Roel Vertegaal is the director of the Human Media Lab at the Queen's University in Kingston, Canada. Roel is the founder of Xuuk which offers the EyeBox2, a remote eye tracker that works on up to 10 meters distance (currently $1500) and associated analysis software.

Inspiration: EyeWindows (Fono et al, 2005)

Continuing on the zooming style of interaction that has become common within the field of gaze interaction is the "EyeWindows: Evalutaion of Eye-Controlled Zooming Windows for Focus Selection" (Fono&Vertegaal, 2005) Their paper describes two prototypes, one media browser with dynamic (elastic) allocation of screen real estate. The second prototype is used to dynamically size desktop windows upon gaze fixation. Overall, great examples presented in a clear, well structured paper. Interesting evaluation of selection techniques.



Abstract
In this paper, we present an attentive windowing technique that uses eye tracking, rather than manual pointing, for focus window selection.
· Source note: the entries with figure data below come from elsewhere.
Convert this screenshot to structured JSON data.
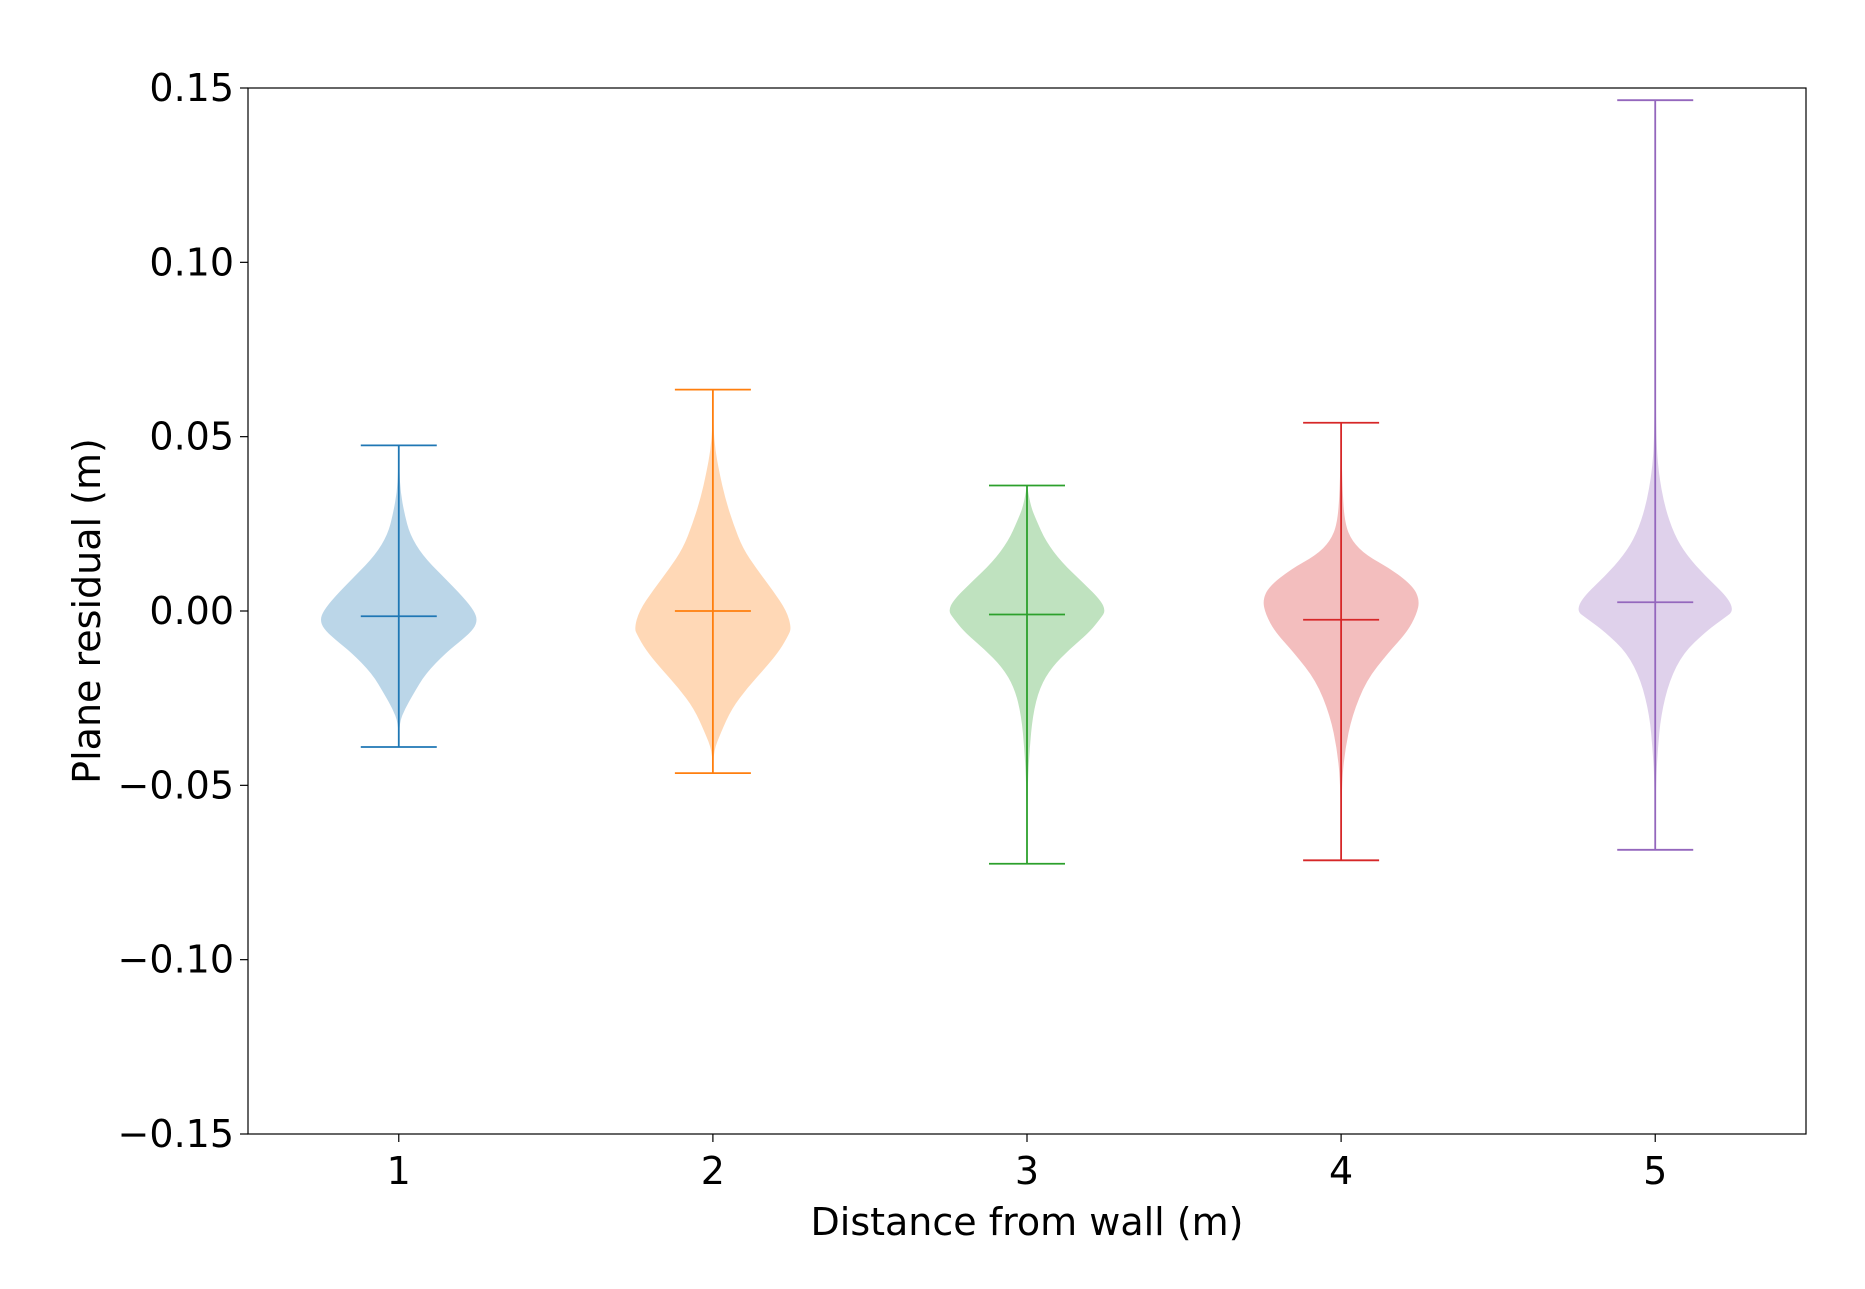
{
  "chart_data": {
    "type": "violin",
    "title": "",
    "xlabel": "Distance from wall (m)",
    "ylabel": "Plane residual (m)",
    "ylim": [
      -0.15,
      0.15
    ],
    "xlim": [
      0.52,
      5.48
    ],
    "y_ticks": [
      {
        "value": -0.15,
        "label": "−0.15"
      },
      {
        "value": -0.1,
        "label": "−0.10"
      },
      {
        "value": -0.05,
        "label": "−0.05"
      },
      {
        "value": 0.0,
        "label": "0.00"
      },
      {
        "value": 0.05,
        "label": "0.05"
      },
      {
        "value": 0.1,
        "label": "0.10"
      },
      {
        "value": 0.15,
        "label": "0.15"
      }
    ],
    "x_ticks": [
      {
        "value": 1,
        "label": "1"
      },
      {
        "value": 2,
        "label": "2"
      },
      {
        "value": 3,
        "label": "3"
      },
      {
        "value": 4,
        "label": "4"
      },
      {
        "value": 5,
        "label": "5"
      }
    ],
    "grid": false,
    "violins": [
      {
        "position": 1,
        "color": "#1f77b4",
        "min": -0.039,
        "max": 0.0475,
        "mean": -0.0015,
        "profile": [
          [
            -0.039,
            0.0
          ],
          [
            -0.032,
            0.002
          ],
          [
            -0.028,
            0.02
          ],
          [
            -0.024,
            0.045
          ],
          [
            -0.018,
            0.085
          ],
          [
            -0.012,
            0.15
          ],
          [
            -0.008,
            0.205
          ],
          [
            -0.005,
            0.24
          ],
          [
            -0.0025,
            0.25
          ],
          [
            0.0,
            0.24
          ],
          [
            0.004,
            0.205
          ],
          [
            0.01,
            0.14
          ],
          [
            0.016,
            0.075
          ],
          [
            0.022,
            0.035
          ],
          [
            0.028,
            0.018
          ],
          [
            0.034,
            0.006
          ],
          [
            0.04,
            0.002
          ],
          [
            0.0475,
            0.0
          ]
        ]
      },
      {
        "position": 2,
        "color": "#ff7f0e",
        "min": -0.0465,
        "max": 0.0635,
        "mean": 0.0,
        "profile": [
          [
            -0.0465,
            0.0
          ],
          [
            -0.04,
            0.003
          ],
          [
            -0.035,
            0.025
          ],
          [
            -0.028,
            0.06
          ],
          [
            -0.022,
            0.11
          ],
          [
            -0.016,
            0.17
          ],
          [
            -0.011,
            0.215
          ],
          [
            -0.007,
            0.24
          ],
          [
            -0.005,
            0.25
          ],
          [
            0.0,
            0.235
          ],
          [
            0.006,
            0.19
          ],
          [
            0.012,
            0.14
          ],
          [
            0.018,
            0.095
          ],
          [
            0.025,
            0.065
          ],
          [
            0.032,
            0.04
          ],
          [
            0.04,
            0.02
          ],
          [
            0.046,
            0.008
          ],
          [
            0.052,
            0.002
          ],
          [
            0.0635,
            0.0
          ]
        ]
      },
      {
        "position": 3,
        "color": "#2ca02c",
        "min": -0.0725,
        "max": 0.036,
        "mean": -0.001,
        "profile": [
          [
            -0.0725,
            0.0
          ],
          [
            -0.05,
            0.002
          ],
          [
            -0.04,
            0.008
          ],
          [
            -0.03,
            0.018
          ],
          [
            -0.022,
            0.04
          ],
          [
            -0.016,
            0.08
          ],
          [
            -0.011,
            0.135
          ],
          [
            -0.006,
            0.2
          ],
          [
            -0.002,
            0.235
          ],
          [
            0.0,
            0.25
          ],
          [
            0.003,
            0.235
          ],
          [
            0.008,
            0.18
          ],
          [
            0.014,
            0.11
          ],
          [
            0.02,
            0.06
          ],
          [
            0.026,
            0.03
          ],
          [
            0.03,
            0.012
          ],
          [
            0.036,
            0.0
          ]
        ]
      },
      {
        "position": 4,
        "color": "#d62728",
        "min": -0.0715,
        "max": 0.054,
        "mean": -0.0025,
        "profile": [
          [
            -0.0715,
            0.0
          ],
          [
            -0.05,
            0.002
          ],
          [
            -0.04,
            0.012
          ],
          [
            -0.03,
            0.035
          ],
          [
            -0.02,
            0.08
          ],
          [
            -0.012,
            0.15
          ],
          [
            -0.006,
            0.21
          ],
          [
            -0.001,
            0.24
          ],
          [
            0.003,
            0.25
          ],
          [
            0.007,
            0.23
          ],
          [
            0.012,
            0.16
          ],
          [
            0.016,
            0.08
          ],
          [
            0.02,
            0.035
          ],
          [
            0.025,
            0.012
          ],
          [
            0.035,
            0.004
          ],
          [
            0.054,
            0.0
          ]
        ]
      },
      {
        "position": 5,
        "color": "#9467bd",
        "min": -0.0685,
        "max": 0.1465,
        "mean": 0.0025,
        "profile": [
          [
            -0.0685,
            0.0
          ],
          [
            -0.05,
            0.002
          ],
          [
            -0.04,
            0.008
          ],
          [
            -0.03,
            0.018
          ],
          [
            -0.02,
            0.045
          ],
          [
            -0.012,
            0.09
          ],
          [
            -0.006,
            0.16
          ],
          [
            -0.002,
            0.22
          ],
          [
            0.0,
            0.25
          ],
          [
            0.004,
            0.23
          ],
          [
            0.01,
            0.16
          ],
          [
            0.016,
            0.1
          ],
          [
            0.022,
            0.06
          ],
          [
            0.03,
            0.03
          ],
          [
            0.04,
            0.01
          ],
          [
            0.05,
            0.003
          ],
          [
            0.07,
            0.001
          ],
          [
            0.1465,
            0.0
          ]
        ]
      }
    ]
  }
}
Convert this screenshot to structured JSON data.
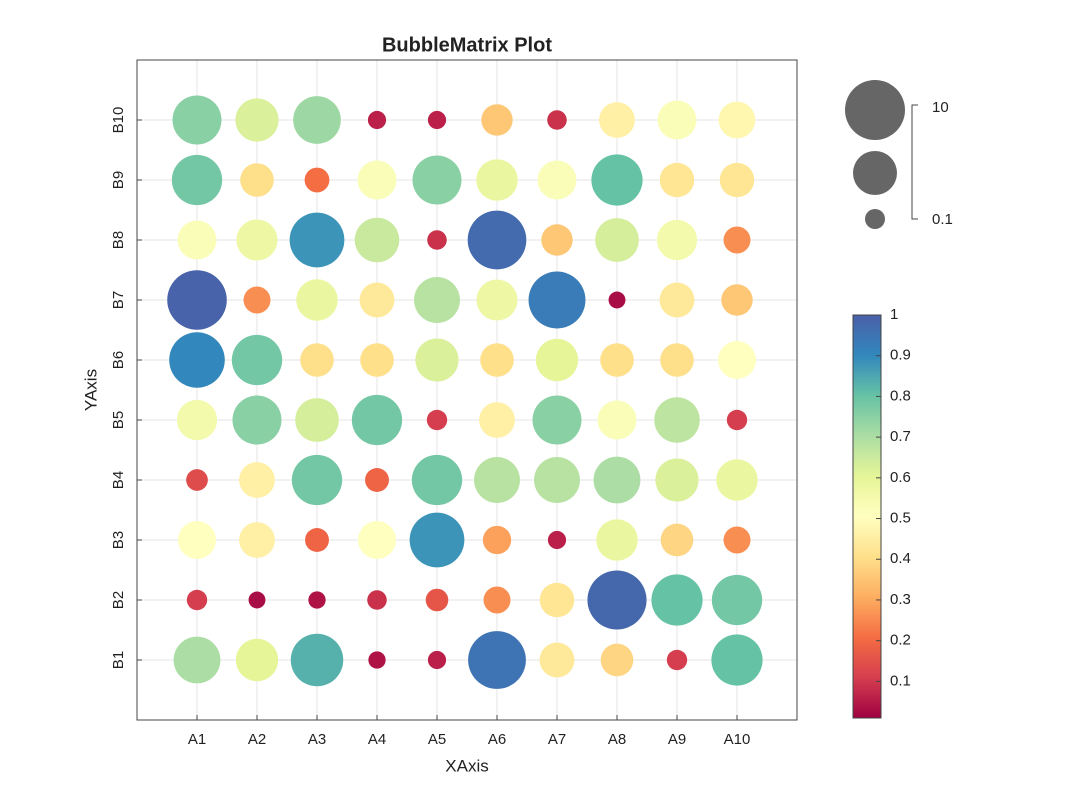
{
  "chart_data": {
    "type": "bubble",
    "title": "BubbleMatrix Plot",
    "xlabel": "XAxis",
    "ylabel": "YAxis",
    "x_categories": [
      "A1",
      "A2",
      "A3",
      "A4",
      "A5",
      "A6",
      "A7",
      "A8",
      "A9",
      "A10"
    ],
    "y_categories": [
      "B1",
      "B2",
      "B3",
      "B4",
      "B5",
      "B6",
      "B7",
      "B8",
      "B9",
      "B10"
    ],
    "values": [
      [
        0.7,
        0.6,
        0.83,
        0.03,
        0.05,
        0.95,
        0.43,
        0.38,
        0.1,
        0.8
      ],
      [
        0.1,
        0.02,
        0.03,
        0.08,
        0.15,
        0.25,
        0.42,
        0.98,
        0.8,
        0.78
      ],
      [
        0.5,
        0.45,
        0.18,
        0.5,
        0.88,
        0.28,
        0.05,
        0.58,
        0.38,
        0.25
      ],
      [
        0.13,
        0.45,
        0.78,
        0.18,
        0.78,
        0.68,
        0.68,
        0.7,
        0.62,
        0.58
      ],
      [
        0.55,
        0.75,
        0.63,
        0.78,
        0.1,
        0.45,
        0.75,
        0.52,
        0.67,
        0.1
      ],
      [
        0.9,
        0.78,
        0.4,
        0.4,
        0.62,
        0.4,
        0.6,
        0.4,
        0.4,
        0.5
      ],
      [
        0.99,
        0.25,
        0.58,
        0.43,
        0.68,
        0.57,
        0.93,
        0.02,
        0.43,
        0.35
      ],
      [
        0.52,
        0.57,
        0.88,
        0.65,
        0.08,
        0.97,
        0.35,
        0.63,
        0.55,
        0.25
      ],
      [
        0.78,
        0.4,
        0.2,
        0.52,
        0.75,
        0.58,
        0.52,
        0.8,
        0.42,
        0.42
      ],
      [
        0.75,
        0.62,
        0.72,
        0.05,
        0.05,
        0.35,
        0.08,
        0.45,
        0.52,
        0.47
      ]
    ],
    "colormap": [
      "#9e0142",
      "#d53e4f",
      "#f46d43",
      "#fdae61",
      "#fee08b",
      "#ffffbf",
      "#e6f598",
      "#abdda4",
      "#66c2a5",
      "#3288bd",
      "#4a5fa8"
    ],
    "clim": [
      0.01,
      1
    ],
    "cticks": [
      0.1,
      0.2,
      0.3,
      0.4,
      0.5,
      0.6,
      0.7,
      0.8,
      0.9,
      1
    ],
    "size_legend": [
      10,
      0.1
    ],
    "grid": true
  }
}
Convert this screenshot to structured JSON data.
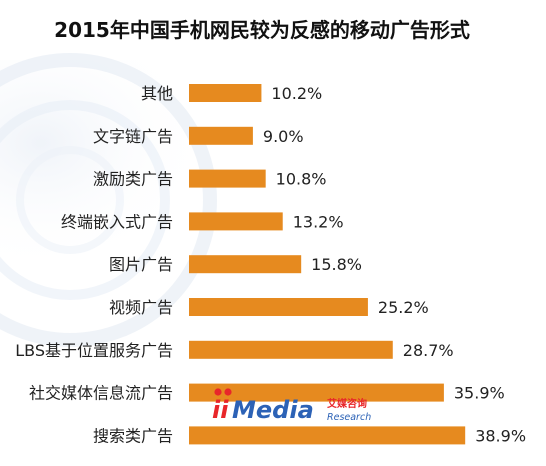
{
  "chart_data": {
    "type": "bar",
    "orientation": "horizontal",
    "title": "2015年中国手机网民较为反感的移动广告形式",
    "categories": [
      "其他",
      "文字链广告",
      "激励类广告",
      "终端嵌入式广告",
      "图片广告",
      "视频广告",
      "LBS基于位置服务广告",
      "社交媒体信息流广告",
      "搜索类广告"
    ],
    "values": [
      10.2,
      9.0,
      10.8,
      13.2,
      15.8,
      25.2,
      28.7,
      35.9,
      38.9
    ],
    "value_labels": [
      "10.2%",
      "9.0%",
      "10.8%",
      "13.2%",
      "15.8%",
      "25.2%",
      "28.7%",
      "35.9%",
      "38.9%"
    ],
    "unit": "%",
    "xlim": [
      0,
      40
    ],
    "grid": false,
    "legend": "none",
    "colors": {
      "bar": "#E68A1F",
      "title": "#111111",
      "label": "#222222"
    }
  },
  "watermark": {
    "logo_text": "iiMedia",
    "cn_text": "艾媒咨询",
    "en_text": "Research",
    "colors": {
      "i_dots": "#E8262A",
      "media": "#2C62B6",
      "cn": "#E8262A",
      "en": "#2C62B6"
    }
  }
}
We evaluated the performance of 4 focus selection techniques: eye tracking with key activation, eye tracking with automatic activation, mouse and hotkeys in a typing task with many open windows. We also evaluated a zooming windowing technique designed specifically for eye-based control, comparing its performance to that of a standard tiled windowing environment. Results indicated that eye tracking with automatic activation was, on average, about twice as fast as mouse and hotkeys. Eye tracking with key activation was about 72% faster than manual conditions, and preferred by most participants. We believe eye input performed well because it allows manual input to be provided in parallel to focus selection tasks. Results also suggested that zooming windows outperform static tiled windows by about 30%. Furthermore, this performance gain scaled with the number of windows used. We conclude that eye-controlled zooming windows with key activation provides an efficient and effective alternative to current focus window selection techniques. Download paper (pdf).

David Fono, Roel Vertegaal and Conner Dickie are researchers at the Human Media Lab at the Queen's University in Kingston, Canada.

Friday, February 22, 2008

Inspiration: Fisheye Lens (Ashmore et al. 2005)

In the paper "Efficient Eye Pointing with a Fisheye Lens" (Ashmore et al., 2005) the usage of a fish eye magnification lens is slaved to the foveal region of the users gaze. This is another usage of the zooming style of interaction but compared to the ZoomNavigator (Skovsgaard, 2008) and the EyePointer (Kumar&Winograd, 2007) this is a continuous effect that will magnify what ever the users gaze lands upon. In other words, it is not meant to be a solution for dealing with the low accuracy of eye trackers in typical desktop (windows) interaction. Which makes is suitable for tasks of visual inspection for quality control, medical x-ray examination, satellite images etc. On the downside the nature of the lens distorts the image which breaks the original spatial relationship between items on the display (as demonstrated by the images below)

Abstract
"This paper evaluates refinements to existing eye pointing techniques involving a fisheye lens. We use a fisheye lens and a video-based eye tracker to locally magnify the display at the point of the user’s gaze. Our gaze-contingent fisheye facilitates eye pointing and selection of magnified (expanded) targets. Two novel interaction techniques are evaluated for managing the fisheye, both dependent on real-time analysis of the user’s eye movements. Unlike previous attempts at gaze-contingent fisheye control, our key innovation is to hide the fisheye during visual search, and morph the fisheye into view as soon as the user completes a saccadic eye movement and has begun fixating a target. This style of interaction allows the user to maintain an overview of the desktop during search while selectively zooming in on the foveal region of interest during selection. Comparison of these interaction styles with ones where the fisheye is continuously slaved to the user’s gaze (omnipresent) or is not used to affect target expansion (nonexistent) shows performance benefits in terms of speed and accuracy" Download paper (pdf)

The fish eye lens has been implemented commercially into the products of Idelix Software Inc. which has a set of demonstration available.